Ryen Depot (Ryen vognhall) is the main depot for the Oslo Metro, and is located at Ryen in Oslo, Norway. The depot contains 19000 m2 of buildings and has space for 120 trains, and consists of a workshop, inspection hall and a storage hall. It opened in 1966.

==Facilities==
The depot is located along the Lambertseter Line, between the line and European Route E6. The depot occupies an area which 600 by 150 m, covering an area of 6.2 ha. The main building is 260 by 45 m and 10000 m2. It has ten tracks, with room for 120 cars. North of the main hall is the workshop, which is 159 by 75 m, and covers an area of 9000 m2, of which 3800 m2 is the inspection hall.
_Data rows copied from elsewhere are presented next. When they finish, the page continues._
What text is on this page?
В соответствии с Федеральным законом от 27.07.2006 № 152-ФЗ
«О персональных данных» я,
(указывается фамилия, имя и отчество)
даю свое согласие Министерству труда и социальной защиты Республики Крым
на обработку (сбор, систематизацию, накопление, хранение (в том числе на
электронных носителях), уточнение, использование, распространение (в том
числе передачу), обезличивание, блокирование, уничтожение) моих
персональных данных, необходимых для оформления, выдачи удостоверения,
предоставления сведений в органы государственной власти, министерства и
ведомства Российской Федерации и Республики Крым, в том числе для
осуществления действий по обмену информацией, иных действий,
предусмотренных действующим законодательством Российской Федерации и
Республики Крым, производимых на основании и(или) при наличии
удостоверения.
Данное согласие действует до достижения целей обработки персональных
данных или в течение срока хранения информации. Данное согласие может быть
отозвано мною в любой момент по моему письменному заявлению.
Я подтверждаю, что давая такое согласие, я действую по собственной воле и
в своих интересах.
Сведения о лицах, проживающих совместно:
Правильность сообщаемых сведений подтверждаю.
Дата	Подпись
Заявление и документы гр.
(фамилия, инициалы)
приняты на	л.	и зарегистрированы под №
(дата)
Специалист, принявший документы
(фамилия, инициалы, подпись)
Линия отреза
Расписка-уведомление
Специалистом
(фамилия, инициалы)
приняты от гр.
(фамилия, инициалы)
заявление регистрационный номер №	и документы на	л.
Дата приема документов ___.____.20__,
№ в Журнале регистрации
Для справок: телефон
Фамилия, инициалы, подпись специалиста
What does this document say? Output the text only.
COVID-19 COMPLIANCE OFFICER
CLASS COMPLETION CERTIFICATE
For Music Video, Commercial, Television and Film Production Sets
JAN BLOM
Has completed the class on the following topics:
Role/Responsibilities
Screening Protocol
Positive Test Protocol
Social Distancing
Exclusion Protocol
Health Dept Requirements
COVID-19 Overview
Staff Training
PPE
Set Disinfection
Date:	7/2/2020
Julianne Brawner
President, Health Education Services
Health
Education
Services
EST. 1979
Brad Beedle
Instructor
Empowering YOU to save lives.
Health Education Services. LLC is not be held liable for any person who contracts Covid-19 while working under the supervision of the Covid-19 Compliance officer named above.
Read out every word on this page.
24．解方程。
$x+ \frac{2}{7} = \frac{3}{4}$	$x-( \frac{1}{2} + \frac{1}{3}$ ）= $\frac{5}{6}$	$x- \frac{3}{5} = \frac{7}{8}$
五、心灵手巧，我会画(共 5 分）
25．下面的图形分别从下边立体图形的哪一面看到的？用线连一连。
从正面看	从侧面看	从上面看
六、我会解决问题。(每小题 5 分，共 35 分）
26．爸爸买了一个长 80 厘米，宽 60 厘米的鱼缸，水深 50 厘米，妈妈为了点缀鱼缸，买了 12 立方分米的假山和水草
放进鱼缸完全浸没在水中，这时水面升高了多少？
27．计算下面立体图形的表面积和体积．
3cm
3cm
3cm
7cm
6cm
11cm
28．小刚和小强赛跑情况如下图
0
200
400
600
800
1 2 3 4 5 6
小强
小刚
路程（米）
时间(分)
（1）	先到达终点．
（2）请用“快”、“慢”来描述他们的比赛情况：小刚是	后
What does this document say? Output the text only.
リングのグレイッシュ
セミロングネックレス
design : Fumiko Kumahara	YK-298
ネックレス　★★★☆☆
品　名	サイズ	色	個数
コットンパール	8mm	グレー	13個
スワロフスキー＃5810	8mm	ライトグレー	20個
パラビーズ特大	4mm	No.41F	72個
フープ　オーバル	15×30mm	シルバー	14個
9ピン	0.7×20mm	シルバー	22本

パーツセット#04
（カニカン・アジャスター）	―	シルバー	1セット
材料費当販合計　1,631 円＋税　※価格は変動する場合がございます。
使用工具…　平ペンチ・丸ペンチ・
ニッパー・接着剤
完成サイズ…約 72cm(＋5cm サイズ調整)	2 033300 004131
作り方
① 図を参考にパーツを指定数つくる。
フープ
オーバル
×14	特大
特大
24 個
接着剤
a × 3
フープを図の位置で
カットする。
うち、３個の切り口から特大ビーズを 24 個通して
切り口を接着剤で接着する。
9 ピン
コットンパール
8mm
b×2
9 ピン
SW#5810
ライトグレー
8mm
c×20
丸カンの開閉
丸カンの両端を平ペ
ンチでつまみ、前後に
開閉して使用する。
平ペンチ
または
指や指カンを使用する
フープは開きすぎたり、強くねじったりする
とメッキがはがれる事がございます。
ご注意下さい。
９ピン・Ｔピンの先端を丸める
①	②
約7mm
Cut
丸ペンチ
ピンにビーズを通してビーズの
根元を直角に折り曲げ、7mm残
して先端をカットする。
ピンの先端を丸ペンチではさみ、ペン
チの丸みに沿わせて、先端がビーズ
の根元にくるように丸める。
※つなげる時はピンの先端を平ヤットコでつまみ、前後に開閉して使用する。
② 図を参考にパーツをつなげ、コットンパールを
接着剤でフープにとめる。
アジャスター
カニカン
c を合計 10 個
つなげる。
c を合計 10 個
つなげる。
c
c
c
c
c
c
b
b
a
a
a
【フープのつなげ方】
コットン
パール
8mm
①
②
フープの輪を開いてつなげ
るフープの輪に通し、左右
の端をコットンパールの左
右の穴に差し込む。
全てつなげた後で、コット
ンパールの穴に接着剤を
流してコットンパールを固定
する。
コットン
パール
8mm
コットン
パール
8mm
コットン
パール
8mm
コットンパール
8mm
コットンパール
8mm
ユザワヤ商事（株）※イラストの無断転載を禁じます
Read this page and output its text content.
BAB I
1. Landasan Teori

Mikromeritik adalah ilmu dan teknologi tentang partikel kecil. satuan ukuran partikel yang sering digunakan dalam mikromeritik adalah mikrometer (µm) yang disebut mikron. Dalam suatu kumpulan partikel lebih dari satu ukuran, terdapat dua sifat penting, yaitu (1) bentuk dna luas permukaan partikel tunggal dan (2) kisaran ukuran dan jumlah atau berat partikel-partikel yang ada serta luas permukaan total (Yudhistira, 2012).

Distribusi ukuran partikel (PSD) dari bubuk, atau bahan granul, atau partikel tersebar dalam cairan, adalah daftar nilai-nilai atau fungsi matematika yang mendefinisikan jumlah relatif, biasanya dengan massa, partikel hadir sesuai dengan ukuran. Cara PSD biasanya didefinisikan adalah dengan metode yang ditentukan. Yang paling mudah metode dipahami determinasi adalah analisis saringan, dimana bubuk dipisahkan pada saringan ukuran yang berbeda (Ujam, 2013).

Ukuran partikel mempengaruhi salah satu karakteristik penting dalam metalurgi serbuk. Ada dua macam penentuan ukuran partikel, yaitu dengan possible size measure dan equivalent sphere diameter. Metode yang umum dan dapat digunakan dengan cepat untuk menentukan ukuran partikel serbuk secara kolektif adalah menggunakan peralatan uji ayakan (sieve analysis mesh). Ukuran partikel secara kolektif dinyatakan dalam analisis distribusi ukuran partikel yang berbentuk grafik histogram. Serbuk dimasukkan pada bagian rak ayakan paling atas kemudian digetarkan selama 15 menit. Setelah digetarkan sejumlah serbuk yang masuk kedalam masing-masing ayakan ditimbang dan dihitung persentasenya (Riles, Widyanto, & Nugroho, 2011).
The inspection hall is used for smaller repairs and preemptive work, while the main workshop is used for larger repairs, such as mechanical and electric work on the bodies, bogies and motors.

==History==
The original plans for the metro called for four smaller depots and a central workshop for both the trams and the metro at Etterstad, near Helsfyr Station. Following the 1960 decision to close the Oslo Tramway, it was decided that a common depot for the metro would be best, and an area at Ryen was purchased. The depot was taken into use at the same time as the Lambertseter was converted to and became the first line of the metro. From 1971, the area at Etterstad was taken into use as an operations central for both the city tramway, the Lilleaker Line, the Ekeberg Line and the metro. During the 1980s, some of the trains were stored at the end tunnels of the Furuset Line and the Grorud Line.